第26話「仮面が歩む夜の街」
夜の王都は静かだった。
だが、その静けさは、ただの眠りではなかった。
潜む者がいて、探る者がいる。
そして今夜、“姿なき存在”が、初めて“視線”を返す。
黒衣に身を包み、仮面をつけた影が、裏通りを歩く。
その動きは、あまりにも自然で――あまりにも人間離れしていた。
ルウェナは、完全に“黒衣の令嬢”だった。
足音を消し、視線を受け流し、存在感だけを“刻む”。
まるで、風のように。
まるで、“伝説そのもの”が歩いているかのように。
* * *
「……来たか」
屋上からその姿を見下ろしていたレイ・カシエルは、目を細めた。
「これは本物じゃない。だが――“本物”の意志を帯びている」
仮面は、沈黙していた。
だが、その無言こそがメッセージだった。
“こちらの動きを見ている”
“必要とあらば応じる”
“だが、主導権は渡さない”
仮面はただ歩き、誰にも何も言わず、
けれど“確実に存在していた”。
「情報の出し方がうまい。
人は“正体”より、“印象”に支配される」
レイは、そう呟いて立ち去った。
今夜、“影”は確かに姿を見せた。
それだけで、帝国にとっては大きすぎる意味を持っていた。
* * *
地下拠点。
ルウェナは無言で仮面を外し、テーブルの上に置いた。
「見事だったわ」
私がそう言うと、彼女は少しだけ表情を緩めた。
「……ただ歩いただけです」
「それで充分。
存在とは、行動そのものじゃない。“意味づけ”で決まる」
私は仮面を手に取り、光にかざす。
「この顔のない仮面は、今日、初めて“顔”を持った。
見る者が、“あれこそが黒衣の令嬢だ”と思った瞬間に――
それはもう、ただの影じゃない」
ルウェナは、小さく頷いた。
「では、次は?」
「しばらく沈黙するわ。
“見せた”あとは、“語らせる”のがいい。
情報は押し付けるものじゃない。自ら想像させて育てさせる」
私は仮面を戻し、ルウェナに向けて微笑んだ。
「あなたは、見事な“存在”だったわ」
「私は、あなたの“影”でしかありません」
その言葉に、私は返さなかった。
ただ、彼女の横顔を、ほんの少しだけ見つめていた。
* * *
「……“新たな聖女”?」
イザベラは、その言葉に苛立ちを隠せなかった。
「王都の民が、“黒衣の令嬢”をそう呼んでいると?」
「はい。
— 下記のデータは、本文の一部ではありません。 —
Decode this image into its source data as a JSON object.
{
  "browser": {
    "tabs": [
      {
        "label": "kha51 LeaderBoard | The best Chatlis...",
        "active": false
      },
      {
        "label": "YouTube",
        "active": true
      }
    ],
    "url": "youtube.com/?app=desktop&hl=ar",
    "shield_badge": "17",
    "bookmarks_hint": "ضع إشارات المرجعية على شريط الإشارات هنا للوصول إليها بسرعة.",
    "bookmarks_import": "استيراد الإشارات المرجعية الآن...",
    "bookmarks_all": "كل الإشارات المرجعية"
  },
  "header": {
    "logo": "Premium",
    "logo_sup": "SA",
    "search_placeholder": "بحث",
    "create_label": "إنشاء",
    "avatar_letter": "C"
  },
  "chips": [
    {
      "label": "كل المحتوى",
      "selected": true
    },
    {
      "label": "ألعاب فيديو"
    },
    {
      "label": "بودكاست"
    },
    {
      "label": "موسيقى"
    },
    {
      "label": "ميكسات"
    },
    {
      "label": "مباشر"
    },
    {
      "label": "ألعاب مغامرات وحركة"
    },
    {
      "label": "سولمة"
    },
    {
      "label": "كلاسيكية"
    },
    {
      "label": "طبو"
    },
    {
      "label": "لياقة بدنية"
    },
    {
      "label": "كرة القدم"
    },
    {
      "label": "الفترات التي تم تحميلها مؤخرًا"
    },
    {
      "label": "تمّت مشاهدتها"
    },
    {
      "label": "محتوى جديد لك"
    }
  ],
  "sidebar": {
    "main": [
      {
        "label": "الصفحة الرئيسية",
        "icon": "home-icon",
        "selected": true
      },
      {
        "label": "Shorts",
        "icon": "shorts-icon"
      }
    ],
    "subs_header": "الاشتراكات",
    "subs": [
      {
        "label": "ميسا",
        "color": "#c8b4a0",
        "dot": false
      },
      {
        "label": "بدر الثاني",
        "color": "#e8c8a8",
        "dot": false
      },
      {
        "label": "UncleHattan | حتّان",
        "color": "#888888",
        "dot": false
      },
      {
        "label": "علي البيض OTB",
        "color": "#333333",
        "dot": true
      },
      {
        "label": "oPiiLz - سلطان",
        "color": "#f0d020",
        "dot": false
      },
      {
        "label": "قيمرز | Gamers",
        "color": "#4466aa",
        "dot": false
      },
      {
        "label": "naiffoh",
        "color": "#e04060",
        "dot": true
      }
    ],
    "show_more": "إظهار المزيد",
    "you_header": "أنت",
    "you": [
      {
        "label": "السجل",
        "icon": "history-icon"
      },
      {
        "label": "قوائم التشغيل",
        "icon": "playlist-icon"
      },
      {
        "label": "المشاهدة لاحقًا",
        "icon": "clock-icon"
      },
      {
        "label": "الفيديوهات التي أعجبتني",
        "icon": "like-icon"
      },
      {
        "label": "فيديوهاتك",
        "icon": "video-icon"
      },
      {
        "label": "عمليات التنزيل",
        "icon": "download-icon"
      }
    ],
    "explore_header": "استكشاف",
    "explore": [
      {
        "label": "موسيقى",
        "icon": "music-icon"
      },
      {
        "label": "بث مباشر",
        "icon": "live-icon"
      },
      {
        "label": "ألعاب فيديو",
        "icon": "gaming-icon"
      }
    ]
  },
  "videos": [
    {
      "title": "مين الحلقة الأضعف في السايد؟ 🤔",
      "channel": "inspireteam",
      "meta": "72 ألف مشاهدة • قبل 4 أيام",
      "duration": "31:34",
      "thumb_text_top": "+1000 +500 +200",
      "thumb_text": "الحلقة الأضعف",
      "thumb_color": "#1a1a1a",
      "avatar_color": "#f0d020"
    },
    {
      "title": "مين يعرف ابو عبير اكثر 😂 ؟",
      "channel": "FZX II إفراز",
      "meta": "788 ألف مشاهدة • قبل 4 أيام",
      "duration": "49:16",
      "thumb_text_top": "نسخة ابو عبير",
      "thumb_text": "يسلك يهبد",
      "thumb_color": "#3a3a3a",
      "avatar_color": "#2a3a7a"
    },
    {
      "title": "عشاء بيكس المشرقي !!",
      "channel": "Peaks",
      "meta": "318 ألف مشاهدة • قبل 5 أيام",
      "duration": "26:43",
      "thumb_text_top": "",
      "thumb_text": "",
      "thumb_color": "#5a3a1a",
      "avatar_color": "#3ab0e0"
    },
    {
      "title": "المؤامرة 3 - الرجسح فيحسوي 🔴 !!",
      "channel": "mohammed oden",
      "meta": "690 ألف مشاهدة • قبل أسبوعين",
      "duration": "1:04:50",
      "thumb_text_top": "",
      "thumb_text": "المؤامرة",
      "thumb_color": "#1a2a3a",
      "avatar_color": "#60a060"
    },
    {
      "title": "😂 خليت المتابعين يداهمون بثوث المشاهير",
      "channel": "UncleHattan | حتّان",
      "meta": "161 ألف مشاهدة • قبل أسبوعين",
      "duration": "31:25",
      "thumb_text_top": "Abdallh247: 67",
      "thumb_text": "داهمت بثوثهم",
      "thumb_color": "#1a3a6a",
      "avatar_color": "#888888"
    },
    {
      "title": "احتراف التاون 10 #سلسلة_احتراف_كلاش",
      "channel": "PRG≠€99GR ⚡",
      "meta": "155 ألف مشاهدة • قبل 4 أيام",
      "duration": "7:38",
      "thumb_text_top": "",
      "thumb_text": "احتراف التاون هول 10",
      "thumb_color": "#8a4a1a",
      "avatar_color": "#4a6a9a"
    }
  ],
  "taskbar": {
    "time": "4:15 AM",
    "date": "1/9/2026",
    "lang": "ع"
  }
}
真偽は不明ですが、
帝国の監察官が、仮面の人物と遭遇したとの噂もあります」
「誰が聖女よ……この私以外に、誰が……!」
イザベラの声が礼拝堂に響く。
「夜竜に選ばれるべきは私。
帝国に認められるべきは私。
この国の“物語”を語る権利は、この“私”なのよ……!」
だが、祭壇に祈っても、剣は現れない。
教会は沈黙を貫き、帝国も距離を取りはじめている。
そして、街では――
“仮面の女”が歩いたという、ただそれだけで、
すべてが静かに揺れ始めていた。